The house is unmistakably Sigmund Freud’s, although he only occupied it for a year. Emigrating to England as a result of Germany’s annexation of Austria in June 1938, Freud died there in 1939. Now a museum, visitors can see his collection of heavy furniture, rich cloths, and archaeological treasures and totems of many traditions: Greek, Roman, Mesopotamian. He called them his ‘old and grubby gods’ who aided him in his work. Archaeology and psychoanalysis were closely connected for Freud since both require digging to reveal the truth.
Inspired by Lisa Appignanesi’s acclaimed 2009 book Mad, Bad and Sad: Women and the Mind Doctors from 1800 to the Present, the exhibition is billed as:
‘... highlighting the experience of women and their relationship to those who confined, cared for and listened to them. It also shows how women today conduct their own explorations of mind and imagination in challenging works of art.’
An ambitious brief, but not one that I’m sure was completely pulled off. However, this is a very interesting exhibition and definitely worth a visit. The somewhat oppressive interior served to overwhelm the art a tad. Perhaps this is also symbolic? The weight of history anchoring down and providing the backdrop to modern female artistic expressions. Despite this you couldn’t really argue with Sarah Lucas’s forthright Suffolk Bunny (1997–2004) which was placed in Freud’s study. What could we infer from this? A joke at Freud’s expense? Women as subjects but now taking over the house with humorous, unequivocal, in-your-face art? The patriarchal gaze upturned. To further underline the point we also had Helen Chadwick’s arresting ‘adore; abhor’ a duo of fuzzy-feltish familiar female forms.
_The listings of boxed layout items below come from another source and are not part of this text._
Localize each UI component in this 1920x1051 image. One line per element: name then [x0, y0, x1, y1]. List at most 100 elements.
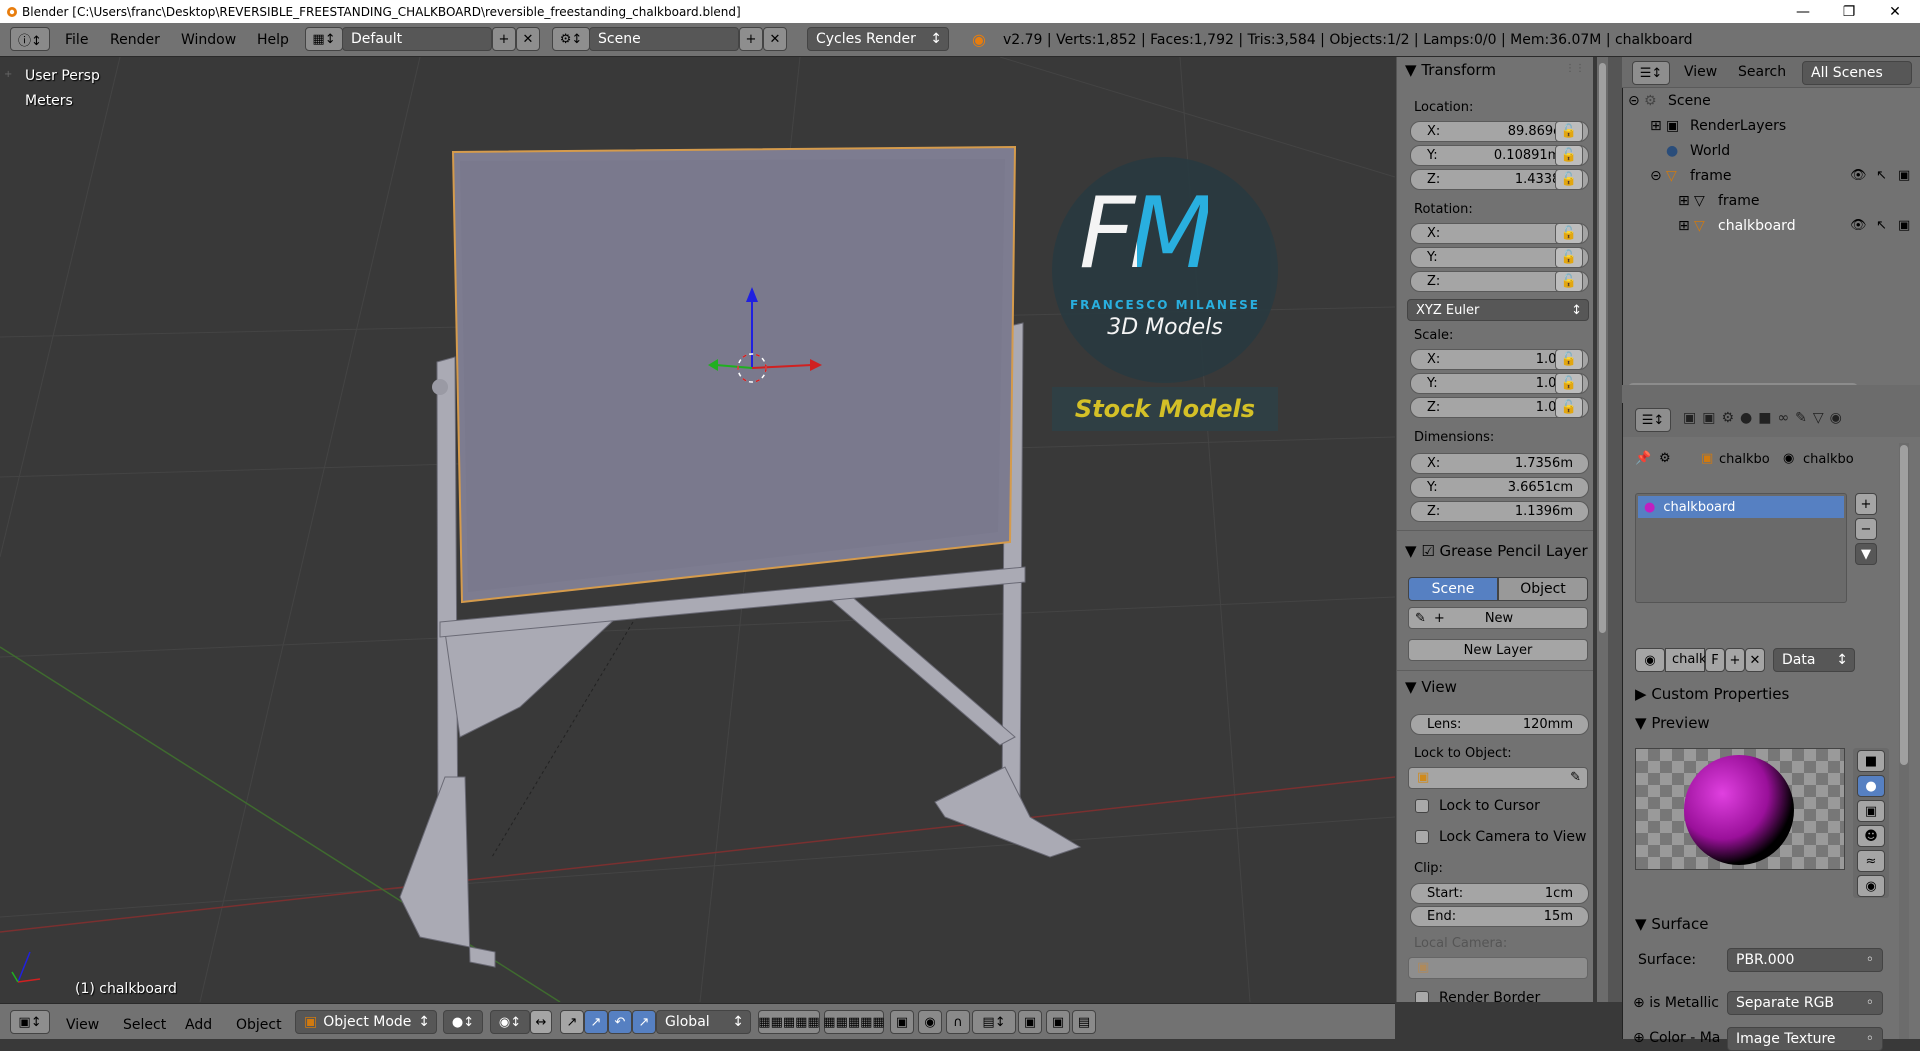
checkbox-checked-icon[interactable]: ☑: [1421, 542, 1434, 560]
expand-icon[interactable]: ⊞: [1678, 193, 1694, 209]
properties-editor-type-button[interactable]: ☰↕: [1635, 408, 1671, 432]
lock-scale-x-button[interactable]: 🔓: [1555, 349, 1583, 370]
preview-sphere-button[interactable]: ●: [1857, 775, 1885, 797]
local-camera-field[interactable]: ▣: [1408, 957, 1588, 979]
visibility-eye-icon[interactable]: 👁: [1850, 218, 1867, 233]
delete-scene-button[interactable]: ✕: [763, 27, 787, 51]
render-engine-select[interactable]: Cycles Render ↕: [807, 27, 949, 51]
maximize-button[interactable]: ❐: [1826, 0, 1872, 23]
menu-select[interactable]: Select: [123, 1017, 166, 1033]
material-slot-item[interactable]: ● chalkboard: [1638, 496, 1844, 518]
layer-buttons-group-1[interactable]: ▦▦▦▦▦: [758, 1010, 820, 1034]
surface-header[interactable]: ▼ Surface: [1635, 915, 1708, 933]
menu-file[interactable]: File: [65, 32, 88, 48]
gp-object-tab[interactable]: Object: [1498, 577, 1588, 601]
collapse-icon[interactable]: ⊝: [1650, 168, 1666, 184]
outliner-item-frame-mesh[interactable]: ⊞ ▽ frame: [1678, 193, 1760, 209]
lens-field[interactable]: Lens: 120mm: [1410, 714, 1589, 735]
outliner-view-menu[interactable]: View: [1684, 64, 1717, 80]
delete-screen-button[interactable]: ✕: [516, 27, 540, 51]
scrollbar-thumb[interactable]: [1599, 63, 1606, 633]
render-camera-icon[interactable]: ▣: [1898, 168, 1910, 183]
translate-manipulator-button[interactable]: ↗: [560, 1010, 584, 1034]
rotate-manipulator-button[interactable]: ↗: [584, 1010, 608, 1034]
preview-header[interactable]: ▼ Preview: [1635, 714, 1710, 732]
is-metallic-row[interactable]: ⊕ is Metallic: [1633, 995, 1719, 1011]
expand-icon[interactable]: ⊞: [1678, 218, 1694, 234]
menu-view[interactable]: View: [66, 1017, 99, 1033]
browse-material-button[interactable]: ◉: [1635, 648, 1665, 672]
clip-start-field[interactable]: Start: 1cm: [1410, 883, 1589, 904]
preview-cube-button[interactable]: ▣: [1857, 800, 1885, 822]
gp-scene-tab[interactable]: Scene: [1408, 577, 1498, 601]
3d-viewport[interactable]: User Persp Meters (1) chalkboard FM FRAN…: [0, 57, 1395, 1002]
snap-target-button[interactable]: ▣: [1018, 1010, 1042, 1034]
select-arrow-icon[interactable]: ↖: [1876, 168, 1887, 183]
outliner-display-filter[interactable]: All Scenes: [1802, 61, 1912, 85]
outliner-item-frame-object[interactable]: ⊝ ▽ frame: [1650, 168, 1732, 184]
editor-type-info-button[interactable]: ⓘ↕: [10, 27, 50, 51]
combined-manipulator-button[interactable]: ↗: [632, 1010, 656, 1034]
menu-add[interactable]: Add: [185, 1017, 212, 1033]
proportional-edit-button[interactable]: ◉: [918, 1010, 942, 1034]
visibility-eye-icon[interactable]: 👁: [1850, 168, 1867, 183]
preview-monkey-button[interactable]: ☻: [1857, 825, 1885, 847]
transform-orientation-select[interactable]: Global ↕: [656, 1010, 751, 1034]
outliner-item-scene[interactable]: ⊝ ⚙ Scene: [1628, 93, 1711, 109]
lock-rotation-x-button[interactable]: 🔓: [1555, 223, 1583, 244]
editor-type-3dview-button[interactable]: ▣↕: [10, 1010, 50, 1034]
remove-material-slot-button[interactable]: −: [1855, 518, 1877, 540]
lock-scale-z-button[interactable]: 🔓: [1555, 397, 1583, 418]
preview-world-button[interactable]: ◉: [1857, 875, 1885, 897]
expand-icon[interactable]: ⊞: [1650, 118, 1666, 134]
collapse-icon[interactable]: ⊝: [1628, 93, 1644, 109]
manipulator-toggle[interactable]: ↔: [530, 1010, 552, 1034]
select-arrow-icon[interactable]: ↖: [1876, 218, 1887, 233]
lock-location-z-button[interactable]: 🔓: [1555, 169, 1583, 190]
custom-properties-header[interactable]: ▶ Custom Properties: [1635, 685, 1789, 703]
lock-location-y-button[interactable]: 🔓: [1555, 145, 1583, 166]
grease-pencil-header[interactable]: ▼ ☑ Grease Pencil Layer: [1405, 542, 1588, 560]
screen-layout-field[interactable]: Default: [342, 27, 492, 51]
outliner-item-world[interactable]: ● World: [1666, 143, 1730, 159]
lock-rotation-y-button[interactable]: 🔓: [1555, 247, 1583, 268]
screen-layout-icon-button[interactable]: ▦↕: [305, 27, 343, 51]
dimensions-x-field[interactable]: X: 1.7356m: [1410, 453, 1589, 474]
layer-buttons-group-2[interactable]: ▦▦▦▦▦: [823, 1010, 885, 1034]
properties-context-tabs[interactable]: ▣▣⚙●■∞✎▽◉: [1683, 410, 1848, 426]
clip-end-field[interactable]: End: 15m: [1410, 906, 1589, 927]
add-material-slot-button[interactable]: +: [1855, 493, 1877, 515]
preview-flat-button[interactable]: ■: [1857, 750, 1885, 772]
scene-icon-button[interactable]: ⚙↕: [552, 27, 590, 51]
pin-icon[interactable]: 📌: [1635, 451, 1651, 466]
scale-manipulator-button[interactable]: ↶: [608, 1010, 632, 1034]
add-screen-button[interactable]: +: [492, 27, 516, 51]
npanel-scrollbar[interactable]: [1597, 57, 1608, 1002]
panel-grip-icon[interactable]: ⋮⋮: [1565, 63, 1585, 74]
gp-new-button[interactable]: ✎ + New: [1408, 607, 1588, 629]
dimensions-z-field[interactable]: Z: 1.1396m: [1410, 501, 1589, 522]
render-camera-icon[interactable]: ▣: [1898, 218, 1910, 233]
scene-field[interactable]: Scene: [589, 27, 739, 51]
surface-shader-select[interactable]: PBR.000 ◦: [1727, 948, 1883, 972]
interaction-mode-select[interactable]: ▣ Object Mode ↕: [295, 1010, 437, 1034]
dimensions-y-field[interactable]: Y: 3.6651cm: [1410, 477, 1589, 498]
minimize-button[interactable]: —: [1780, 0, 1826, 23]
eyedropper-icon[interactable]: ✎: [1570, 770, 1581, 785]
gp-new-layer-button[interactable]: New Layer: [1408, 639, 1588, 661]
render-border-checkbox[interactable]: Render Border: [1415, 990, 1540, 1002]
color-input-select[interactable]: Image Texture ◦: [1727, 1027, 1883, 1051]
material-name-field[interactable]: chalk: [1665, 648, 1707, 672]
viewport-shading-select[interactable]: ●↕: [443, 1010, 483, 1034]
outliner-item-chalkboard[interactable]: ⊞ ▽ chalkboard: [1678, 218, 1796, 234]
snap-element-select[interactable]: ▤↕: [972, 1010, 1016, 1034]
menu-render[interactable]: Render: [110, 32, 160, 48]
preview-hair-button[interactable]: ≈: [1857, 850, 1885, 872]
lock-to-object-field[interactable]: ▣ ✎: [1408, 767, 1588, 789]
is-metallic-input-select[interactable]: Separate RGB ◦: [1727, 991, 1883, 1015]
add-scene-button[interactable]: +: [739, 27, 763, 51]
view-panel-header[interactable]: ▼ View: [1405, 678, 1457, 696]
lock-camera-to-view-checkbox[interactable]: Lock Camera to View: [1415, 829, 1587, 845]
render-still-button[interactable]: ▣: [1046, 1010, 1070, 1034]
lock-to-cursor-checkbox[interactable]: Lock to Cursor: [1415, 798, 1540, 814]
Upstairs was a selection of photographs and other artefacts looking back at female patients. These women were treated according to the wisdom of the day with a broad brush applicable only to the female gender, where mental distress was deemed as ‘hysterical’. We learn that Marilyn Monroe was treated by Anna Freud with the ‘talking cure’ and see the famous portrait of inmates at the Salpêtrière, Charcot’s asylum in late 19th century Paris, where women performed their ‘madness’ and ‘hysteria’ to male doctors and paying spectators.
There is a charming painting by ‘Wolf man’ Sergei Pankejeff, a Russian aristocrat and one of Freud’s most famous patients. Freud wrote up his case to show the importance of infantile factors in the development of a neurosis. During psychoanalysis Sergei returned constantly to an early childhood dream in which he saw wolves sitting on a tree outside his bedroom.
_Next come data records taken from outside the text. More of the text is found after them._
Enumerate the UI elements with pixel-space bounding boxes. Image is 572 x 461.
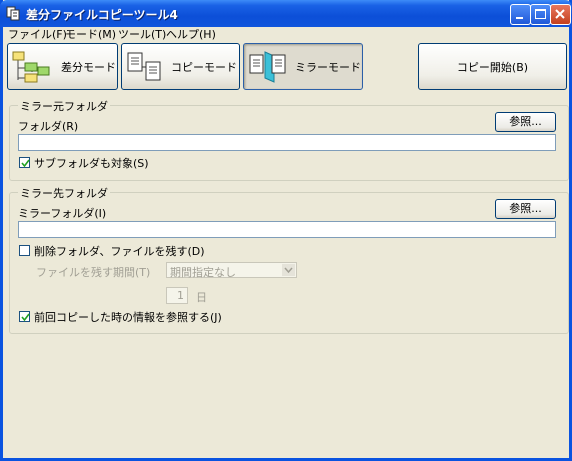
source-browse-label: 参照... <box>509 115 542 128</box>
copy-mode-label: コピーモード <box>171 61 237 74</box>
source-folder-label: フォルダ(R) <box>18 120 79 133</box>
diff-mode-label: 差分モード <box>61 61 116 74</box>
keep-deleted-label: 削除フォルダ、ファイルを残す(D) <box>34 245 205 258</box>
source-group-title: ミラー元フォルダ <box>18 98 110 114</box>
use-prev-info-checkbox[interactable] <box>19 311 30 322</box>
mirror-documents-icon <box>249 51 286 83</box>
diff-mode-button[interactable]: 差分モード <box>7 43 118 90</box>
menu-file[interactable]: ファイル(F) <box>8 27 67 43</box>
menu-tools[interactable]: ツール(T) <box>118 27 166 43</box>
dropdown-arrow <box>282 264 295 276</box>
app-icon <box>6 6 20 21</box>
keep-deleted-checkbox[interactable] <box>19 245 30 256</box>
use-prev-info-label: 前回コピーした時の情報を参照する(J) <box>34 311 222 324</box>
subfolders-checkbox[interactable] <box>19 157 30 168</box>
keep-period-label: ファイルを残す期間(T) <box>36 266 151 279</box>
mirror-mode-label: ミラーモード <box>295 61 361 74</box>
window-title: 差分ファイルコピーツール4 <box>26 8 178 22</box>
dest-folder-group: ミラー先フォルダ ミラーフォルダ(I) 参照... 削除フォルダ、ファイルを残す… <box>9 185 569 334</box>
copy-documents-icon <box>127 52 161 81</box>
dest-group-title: ミラー先フォルダ <box>18 185 110 201</box>
start-copy-button[interactable]: コピー開始(B) <box>418 43 567 90</box>
check-icon <box>21 159 30 168</box>
keep-period-value: 期間指定なし <box>170 266 236 279</box>
copy-mode-button[interactable]: コピーモード <box>121 43 240 90</box>
menu-mode[interactable]: モード(M) <box>65 27 116 43</box>
days-value: 1 <box>177 289 184 302</box>
title-bar[interactable]: 差分ファイルコピーツール4 <box>0 0 572 27</box>
tree-folders-icon <box>12 51 50 83</box>
menu-bar: ファイル(F) モード(M) ツール(T) ヘルプ(H) <box>3 27 569 43</box>
maximize-icon <box>535 9 546 19</box>
source-folder-input[interactable] <box>18 134 556 151</box>
close-button[interactable] <box>550 4 571 25</box>
menu-help[interactable]: ヘルプ(H) <box>166 27 216 43</box>
minimize-icon <box>516 17 523 19</box>
dest-browse-label: 参照... <box>509 202 542 215</box>
source-browse-button[interactable]: 参照... <box>495 112 556 132</box>
app-window: 差分ファイルコピーツール4 ファイル(F) モード(M) ツール(T) ヘルプ(… <box>0 0 572 461</box>
mirror-mode-button[interactable]: ミラーモード <box>243 43 363 90</box>
chevron-down-icon <box>284 267 293 274</box>
keep-period-select[interactable]: 期間指定なし <box>166 262 297 279</box>
mirror-folder-input[interactable] <box>18 221 556 238</box>
start-copy-label: コピー開始(B) <box>456 61 529 74</box>
mirror-folder-label: ミラーフォルダ(I) <box>18 207 107 220</box>
maximize-button[interactable] <box>530 4 551 25</box>
minimize-button[interactable] <box>510 4 531 25</box>
source-folder-group: ミラー元フォルダ フォルダ(R) 参照... サブフォルダも対象(S) <box>9 98 569 181</box>
check-icon <box>21 313 30 322</box>
days-input[interactable]: 1 <box>166 287 188 304</box>
close-icon <box>555 9 565 19</box>
subfolders-label: サブフォルダも対象(S) <box>34 157 149 170</box>
dest-browse-button[interactable]: 参照... <box>495 199 556 219</box>
days-unit: 日 <box>196 291 207 304</box>
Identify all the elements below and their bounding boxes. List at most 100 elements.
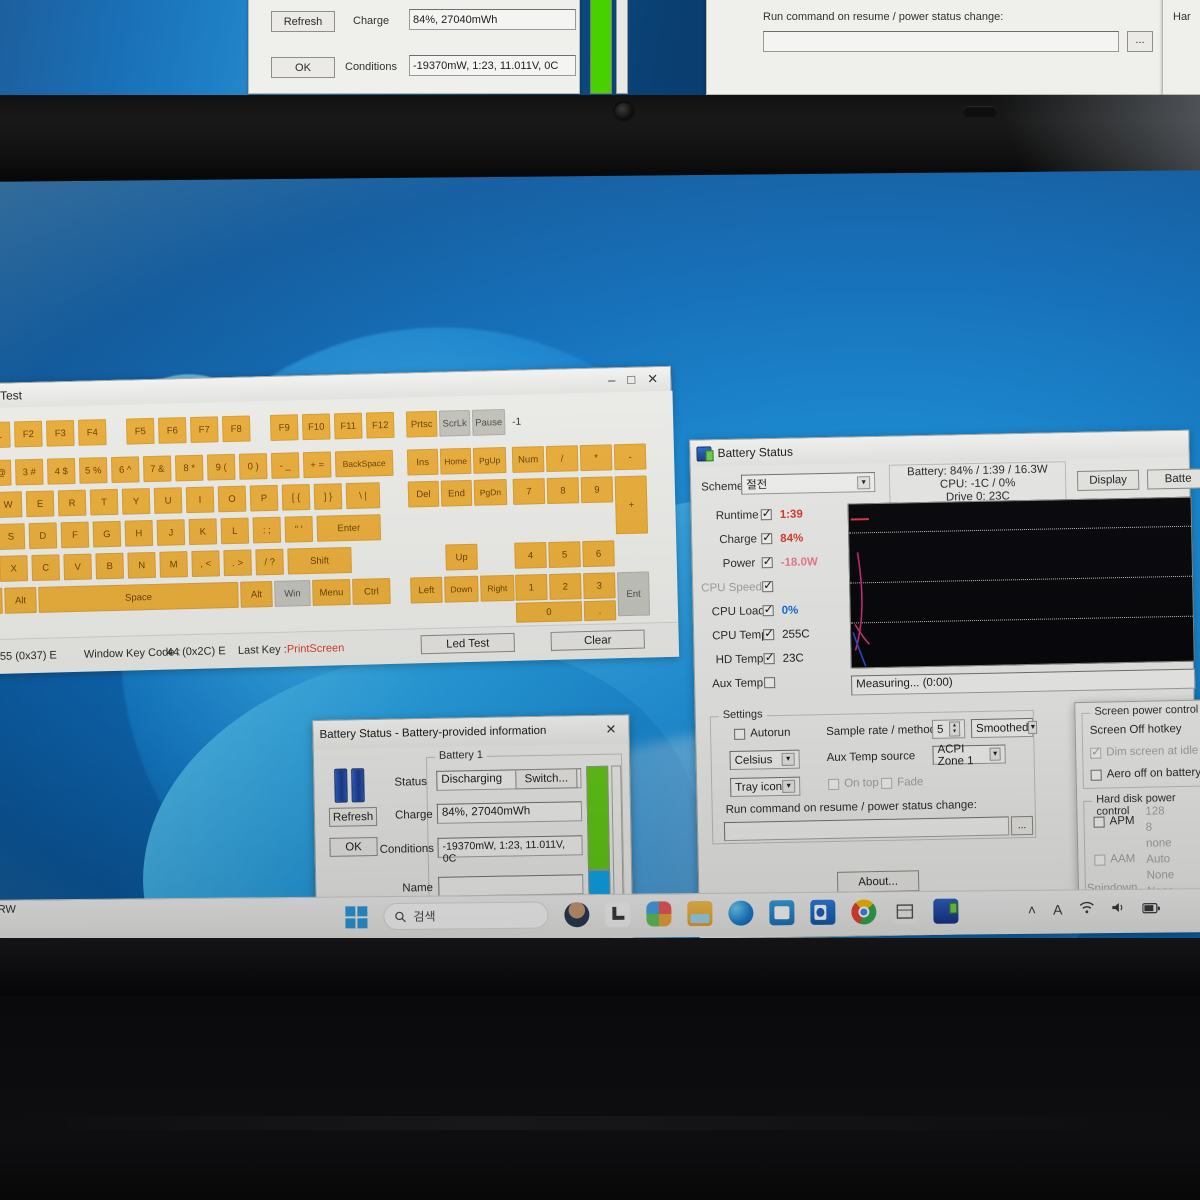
key-numpad-5[interactable]: 5 <box>548 541 581 568</box>
key-f3[interactable]: F3 <box>45 419 75 447</box>
battery-status-titlebar[interactable]: Battery Status <box>690 430 1189 467</box>
volume-icon[interactable] <box>1111 901 1125 917</box>
battery-info-titlebar[interactable]: Battery Status - Battery-provided inform… <box>313 715 629 750</box>
key-f11[interactable]: F11 <box>333 412 363 440</box>
key-ctrl[interactable]: Ctrl <box>352 577 391 605</box>
key-numlock[interactable]: Num <box>511 446 545 473</box>
key-arrow-right[interactable]: Right <box>480 574 515 602</box>
field-value-conditions[interactable]: -19370mW, 1:23, 11.011V, 0C <box>437 835 583 865</box>
method-combo[interactable]: Smoothed ▼ <box>970 717 1038 739</box>
key-f[interactable]: F <box>60 521 90 549</box>
key-arrow-down[interactable]: Down <box>444 575 479 603</box>
edge-icon[interactable] <box>728 900 754 926</box>
close-icon[interactable]: ✕ <box>647 371 658 387</box>
key-del[interactable]: Del <box>407 480 440 508</box>
key-numpad-dot[interactable]: . <box>583 600 617 622</box>
key-numpad-enter[interactable]: Ent <box>617 571 651 617</box>
key-numpad-7[interactable]: 7 <box>512 478 546 505</box>
key-win-right[interactable]: Win <box>274 580 311 607</box>
key-f6[interactable]: F6 <box>157 417 187 444</box>
key-numpad-multiply[interactable]: * <box>579 444 613 472</box>
key-shift[interactable]: Shift <box>287 546 352 575</box>
key-win-left[interactable]: Win <box>0 587 3 615</box>
ime-indicator[interactable]: A <box>1053 902 1062 918</box>
key-home[interactable]: Home <box>439 447 472 475</box>
key-ins[interactable]: Ins <box>406 448 439 476</box>
key-2[interactable]: 2 @ <box>0 459 12 487</box>
keytest-icon[interactable] <box>892 898 918 925</box>
file-explorer-icon[interactable] <box>687 900 713 927</box>
key-l[interactable]: L <box>220 517 250 545</box>
ok-button[interactable]: OK <box>329 836 378 857</box>
chevron-down-icon[interactable]: ▼ <box>989 747 1001 761</box>
chevron-down-icon[interactable]: ▼ <box>1028 720 1038 734</box>
key-enter[interactable]: Enter <box>316 514 382 542</box>
key-6[interactable]: 6 ^ <box>110 456 140 484</box>
key-f9[interactable]: F9 <box>269 414 299 441</box>
key-o[interactable]: O <box>217 485 247 513</box>
readout-checkbox-cpu-temp[interactable] <box>763 629 775 641</box>
run-command-browse-button[interactable]: ... <box>1010 815 1034 836</box>
readout-checkbox-hd-temp[interactable] <box>763 653 775 665</box>
key-w[interactable]: W <box>0 491 23 518</box>
key-bracket-right[interactable]: ] } <box>313 483 343 510</box>
reflected-refresh-button[interactable]: Refresh <box>271 11 335 32</box>
key-numpad-0[interactable]: 0 <box>515 601 583 623</box>
key-f4[interactable]: F4 <box>77 419 107 446</box>
key-v[interactable]: V <box>63 553 93 581</box>
tab-battery[interactable]: Batte <box>1146 468 1200 490</box>
key-f10[interactable]: F10 <box>301 413 331 441</box>
key-numpad-3[interactable]: 3 <box>583 572 616 600</box>
readout-checkbox-cpu-speed[interactable] <box>762 581 774 593</box>
key-5[interactable]: 5 % <box>78 457 108 484</box>
key-arrow-up[interactable]: Up <box>445 543 478 571</box>
key-end[interactable]: End <box>440 479 473 507</box>
clear-button[interactable]: Clear <box>550 629 645 651</box>
wifi-icon[interactable] <box>1079 901 1094 917</box>
on-top-checkbox[interactable] <box>828 778 840 791</box>
key-semicolon[interactable]: : ; <box>252 516 282 544</box>
key-p[interactable]: P <box>249 484 279 512</box>
key-s[interactable]: S <box>0 523 26 550</box>
autorun-checkbox[interactable] <box>734 728 746 740</box>
key-y[interactable]: Y <box>121 488 151 515</box>
key-numpad-6[interactable]: 6 <box>582 540 615 568</box>
key-9[interactable]: 9 ( <box>206 453 236 481</box>
reflected-charge-field[interactable]: 84%, 27040mWh <box>409 9 576 30</box>
key-numpad-8[interactable]: 8 <box>546 477 580 504</box>
key-f7[interactable]: F7 <box>189 416 219 443</box>
maximize-icon[interactable]: □ <box>627 372 635 388</box>
key-h[interactable]: H <box>124 519 154 547</box>
search-input[interactable]: 검색 <box>383 901 549 931</box>
key-backslash[interactable]: \ | <box>345 482 381 510</box>
key-0[interactable]: 0 ) <box>238 453 268 480</box>
key-f1[interactable]: F1 <box>0 421 11 449</box>
key-numpad-divide[interactable]: / <box>545 445 579 472</box>
key-b[interactable]: B <box>95 552 125 580</box>
key-bracket-left[interactable]: [ { <box>281 483 311 511</box>
reflected-ok-button[interactable]: OK <box>271 57 335 78</box>
reflected-browse-button[interactable]: ... <box>1127 31 1153 52</box>
battery-status-icon[interactable] <box>933 898 959 924</box>
key-d[interactable]: D <box>28 522 58 550</box>
microsoft-store-icon[interactable] <box>769 900 795 926</box>
key-n[interactable]: N <box>127 551 157 579</box>
key-g[interactable]: G <box>92 520 122 548</box>
led-test-button[interactable]: Led Test <box>420 632 515 655</box>
key-numpad-2[interactable]: 2 <box>549 573 582 600</box>
switch-button[interactable]: Switch... <box>515 768 578 790</box>
key-f12[interactable]: F12 <box>365 411 395 439</box>
unit-combo[interactable]: Celsius ▼ <box>729 749 800 770</box>
tab-display[interactable]: Display <box>1076 469 1140 491</box>
refresh-button[interactable]: Refresh <box>328 806 378 827</box>
chevron-down-icon[interactable]: ▼ <box>781 752 795 766</box>
field-value-charge[interactable]: 84%, 27040mWh <box>436 801 583 824</box>
key-f8[interactable]: F8 <box>221 415 251 443</box>
close-icon[interactable]: ✕ <box>605 722 616 738</box>
key-r[interactable]: R <box>57 489 87 517</box>
minimize-icon[interactable]: – <box>608 372 616 388</box>
tray-combo[interactable]: Tray icon ▼ <box>730 776 801 797</box>
key-j[interactable]: J <box>156 519 186 546</box>
reflected-scrollbar[interactable] <box>616 0 628 94</box>
key-numpad-plus[interactable]: + <box>614 475 649 535</box>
Freud’s views of women were limited and limiting, but he certainly nailed the power of the unconscious, our unseen drives and desires, and the development of neuroses. A heavy cigar smoker, Freud had battled mouth cancer since 1923 and undergone several operations. On 21 September 1939 aged 83 he asked his doctor to administer a fatal dose of morphine and died that day in his study.